Robert Simpson wrote:
Given the following schema ...
create table foo (
id integer,
otherid integer,
myvalue varchar(50),
constraint foo_1 primary key (id, otherid),
constraint foo_2 unique (myvalue));
create unique index foo_index on foo (otherid);
Three indexes are created. pragma index_list(foo) reveals:
sqlite_autoindex_foo_1
sqlite_autoindex_foo_2
foo_index_3
Furthermore, table_info(foo) reveals:
id integer pk
otherid integer pk
myvalue
So, how do I determine at runtime which index is the primary key index?
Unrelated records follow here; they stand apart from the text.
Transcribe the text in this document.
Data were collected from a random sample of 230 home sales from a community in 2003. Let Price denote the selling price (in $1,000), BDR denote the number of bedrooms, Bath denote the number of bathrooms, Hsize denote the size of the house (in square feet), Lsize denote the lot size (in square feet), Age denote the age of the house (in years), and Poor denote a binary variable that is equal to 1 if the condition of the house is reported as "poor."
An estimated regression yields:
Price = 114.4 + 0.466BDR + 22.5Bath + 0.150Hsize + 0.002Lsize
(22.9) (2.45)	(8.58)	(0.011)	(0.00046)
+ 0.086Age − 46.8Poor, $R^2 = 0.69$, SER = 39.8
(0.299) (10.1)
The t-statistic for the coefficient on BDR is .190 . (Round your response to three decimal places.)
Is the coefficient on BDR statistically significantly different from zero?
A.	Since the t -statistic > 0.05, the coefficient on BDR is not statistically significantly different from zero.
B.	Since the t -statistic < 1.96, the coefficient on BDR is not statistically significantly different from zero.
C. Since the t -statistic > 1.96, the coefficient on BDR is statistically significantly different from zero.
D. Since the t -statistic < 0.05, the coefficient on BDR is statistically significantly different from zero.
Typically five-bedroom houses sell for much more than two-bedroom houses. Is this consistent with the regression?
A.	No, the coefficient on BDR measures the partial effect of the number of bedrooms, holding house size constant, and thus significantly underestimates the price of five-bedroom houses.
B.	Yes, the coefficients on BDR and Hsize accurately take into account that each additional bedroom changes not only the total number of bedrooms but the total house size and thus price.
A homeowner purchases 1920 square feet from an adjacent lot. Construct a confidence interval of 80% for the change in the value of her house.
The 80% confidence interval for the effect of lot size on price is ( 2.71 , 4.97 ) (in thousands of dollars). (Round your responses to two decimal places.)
I
suppose I could keep track of all 3 indexes and what columns are in the
indexes, and match up the column list with all the table_info rows with the
'pk' column set ... but that doesn't help me if some joker goes and adds
this:
create index dupe_index on foo(id, otherid)
Now I have two indexes on the same two columns, but only one index is
considered the "primary key" index.
The solution I came up with is sortof a combination deal. If the index is
called sqlite_autoindex_foo_% and contains all the columns with pk=1 in
table_info(foo), then it must be the primary key index.
Is this a safe assumption or is there an easier way to do this?
Robert
Robert,
I think you should be safe with this scheme. SQLite prevents a user from
creating an index named sqlite_autoindex_*, so any index named that way,
and containing all the primary key columns and only the primary key
columns, must be the primary key.
The only gotcha I see is the fact that a integer primary key column
doesn't generate an autoindex at all. You will have to infer the
existence of this index this from the primary key flag on the column,
and the lack of an autoindex on that column only.